Les Lymphomes Non-Hodgkiniens, des cancers complexes à appréhender
Deux caractéristiques communes aux pathologies cancéreuses
La théorie du dysfonctionnement cellulaire et un temps de latence important
La cellule est la plus petite unité vivante constitutive des êtres vivants. Chez les êtres humains, c’est elle qui contient l’information génétique. Innombrables (entre 10 000 et 100 000 milliards) et associées les unes aux autres, elles assurent le bon fonctionnement des organes et de l’organisme de manière générale. Schématiquement, la vie d’une cellule peut être découpée en quatre phases : la naissance, la croissance, la sénescence et la mort. Au cours de sa vie, chaque cellule donne naissance à une nouvelle cellule et lui transmet ainsi l’ensemble des informations génétiques qu’elle contient. Seulement, « il arrive que certains gènes [transmis] présentent des anomalies. Le programme de fonctionnement de la cellule peut alors être déréglé et celle-ci peut se comporter de façon anormale […]. Elle se multiplie et produit des cellules anormales qui prolifèrent de façon anarchique et excessive » (France Lymphome Espoir, INCa, 2019, p. 13), conduisant à la formation d’une tumeur. Celle-ci peut être bénigne (c’est-à-dire qu’il s’agit, selon l’Institut National du Cancer (INCa) (s.da), d’un « amas de cellules non cancéreuses [qui] se développe lentement, sans produire de métastase et ne récidive pas si elle est enlevée complètement »), ou maligne, c’est-à-dire, cancéreuse. Ainsi, si le cancer désigne une multiplicité de pathologies distinctes (selon l’(es) organe(s) touché(s), les modalités de son évolution, son agressivité, etc.), il s’agit de pathologies qui ont toutes en commun de résulter d’un dysfonctionnement cellulaire.
Carson (1962) rappelle ainsi les premières études ayant envisagé cette théorie, aujourd’hui admise au sein de la communauté scientifique. Elle explique que « l’une des plus séduisantes théories relatives à l’origine des cellules cancéreuses a été imaginée par un biochimiste allemand, le professeur Otto Warburg, de l’Institut Max Planck de physiologie. […] L’intelligence des faits ainsi observés lui a fait concevoir un jour, [de manière] claire et frappante, l’explication du phénomène, qui d’un organisme sain fait une cellule pathologique » (p. 262). Elle ajoute que « la théorie de Warburg permet d’expliquer bien des faits troublants : l’extrême lenteur d’évolution de la plupart des cancers [notamment]. [Cette théorie] explique aussi pourquoi de petites doses répétées de carcinogènes sont parfois plus dangereuses qu’une grosse.
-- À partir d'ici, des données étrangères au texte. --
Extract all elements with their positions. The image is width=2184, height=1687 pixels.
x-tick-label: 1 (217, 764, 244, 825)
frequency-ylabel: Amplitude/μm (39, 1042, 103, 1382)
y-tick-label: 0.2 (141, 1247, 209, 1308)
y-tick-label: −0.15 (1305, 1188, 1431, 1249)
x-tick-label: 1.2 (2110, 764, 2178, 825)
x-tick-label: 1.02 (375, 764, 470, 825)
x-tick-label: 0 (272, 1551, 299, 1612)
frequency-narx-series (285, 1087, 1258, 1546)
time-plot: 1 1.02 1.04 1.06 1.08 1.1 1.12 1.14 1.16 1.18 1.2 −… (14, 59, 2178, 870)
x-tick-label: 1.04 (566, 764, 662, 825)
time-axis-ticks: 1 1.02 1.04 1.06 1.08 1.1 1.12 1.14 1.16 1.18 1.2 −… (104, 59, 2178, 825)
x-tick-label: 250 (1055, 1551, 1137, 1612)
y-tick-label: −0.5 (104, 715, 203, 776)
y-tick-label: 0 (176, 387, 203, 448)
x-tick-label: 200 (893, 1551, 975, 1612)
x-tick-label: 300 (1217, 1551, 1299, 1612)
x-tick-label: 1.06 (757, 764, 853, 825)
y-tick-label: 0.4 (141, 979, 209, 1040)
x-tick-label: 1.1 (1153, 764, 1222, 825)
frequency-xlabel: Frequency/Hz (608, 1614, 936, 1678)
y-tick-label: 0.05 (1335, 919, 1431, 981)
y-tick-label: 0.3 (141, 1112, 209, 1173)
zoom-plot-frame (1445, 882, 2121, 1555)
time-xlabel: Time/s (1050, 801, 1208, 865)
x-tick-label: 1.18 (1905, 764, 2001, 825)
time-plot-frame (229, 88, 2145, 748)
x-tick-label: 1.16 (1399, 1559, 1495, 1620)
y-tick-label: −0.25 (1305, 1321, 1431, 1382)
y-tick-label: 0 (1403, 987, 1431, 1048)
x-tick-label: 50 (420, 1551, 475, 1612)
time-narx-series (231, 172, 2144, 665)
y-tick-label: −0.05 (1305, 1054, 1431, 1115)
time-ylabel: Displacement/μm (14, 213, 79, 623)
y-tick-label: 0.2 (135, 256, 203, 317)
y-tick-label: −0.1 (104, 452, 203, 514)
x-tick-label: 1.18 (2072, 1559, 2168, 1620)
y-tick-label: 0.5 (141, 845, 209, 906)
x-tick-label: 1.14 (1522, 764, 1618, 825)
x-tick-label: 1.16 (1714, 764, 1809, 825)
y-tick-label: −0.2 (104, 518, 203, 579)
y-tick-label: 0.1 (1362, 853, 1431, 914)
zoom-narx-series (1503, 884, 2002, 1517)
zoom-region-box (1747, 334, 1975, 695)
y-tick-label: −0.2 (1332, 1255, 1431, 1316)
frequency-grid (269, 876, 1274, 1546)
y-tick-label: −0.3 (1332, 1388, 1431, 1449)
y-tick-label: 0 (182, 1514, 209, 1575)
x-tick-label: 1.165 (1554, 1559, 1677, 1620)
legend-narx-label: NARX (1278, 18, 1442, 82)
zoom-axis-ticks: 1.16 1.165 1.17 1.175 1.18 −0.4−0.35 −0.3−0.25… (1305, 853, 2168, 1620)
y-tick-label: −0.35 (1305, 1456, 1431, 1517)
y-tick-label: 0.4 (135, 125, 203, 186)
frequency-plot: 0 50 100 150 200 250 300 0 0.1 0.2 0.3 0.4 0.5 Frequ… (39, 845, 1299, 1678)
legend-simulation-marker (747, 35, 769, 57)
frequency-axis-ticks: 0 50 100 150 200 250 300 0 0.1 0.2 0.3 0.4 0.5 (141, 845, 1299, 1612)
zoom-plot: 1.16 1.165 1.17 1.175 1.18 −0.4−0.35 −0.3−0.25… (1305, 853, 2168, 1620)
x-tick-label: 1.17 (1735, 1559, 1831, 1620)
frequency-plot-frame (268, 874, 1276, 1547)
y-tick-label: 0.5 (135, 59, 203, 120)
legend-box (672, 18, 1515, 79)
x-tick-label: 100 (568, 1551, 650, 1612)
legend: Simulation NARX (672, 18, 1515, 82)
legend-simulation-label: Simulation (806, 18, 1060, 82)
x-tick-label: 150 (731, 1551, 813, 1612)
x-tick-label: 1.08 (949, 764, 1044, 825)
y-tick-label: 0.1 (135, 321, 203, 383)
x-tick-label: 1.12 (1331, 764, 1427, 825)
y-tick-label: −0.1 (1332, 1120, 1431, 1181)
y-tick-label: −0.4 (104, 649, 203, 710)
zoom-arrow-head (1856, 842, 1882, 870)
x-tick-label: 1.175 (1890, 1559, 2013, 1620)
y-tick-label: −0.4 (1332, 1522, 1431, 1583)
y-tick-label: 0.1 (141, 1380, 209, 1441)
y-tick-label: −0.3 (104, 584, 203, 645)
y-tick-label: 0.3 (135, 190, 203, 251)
La dose forte tue un certain nombre de cellules, sans plus ; au contraire, un empoisonnement faible blesse ces organismes, qui risquent de devenir cancéreux en s’efforçant de survivre. Il n’existe donc pas de dose inoffensive pour un carcinogène » (Ibid., p. 263). Ainsi, comme le rappelle très justement Thébaud-Mony (2008), « le cancer ne répond pas au modèle biologique « une cause = un effet ». Le cancer est un processus long qui dure souvent plusieurs décennies de la vie d’un individu. Le processus se fait en plusieurs étapes et se développe en interaction entre les expositions simultanées et successives de l’individu à des cancérogènes (dans son milieu de travail, de vie) et leur inscription dans le développement biologique et vital de l’individu […] » (p. 239).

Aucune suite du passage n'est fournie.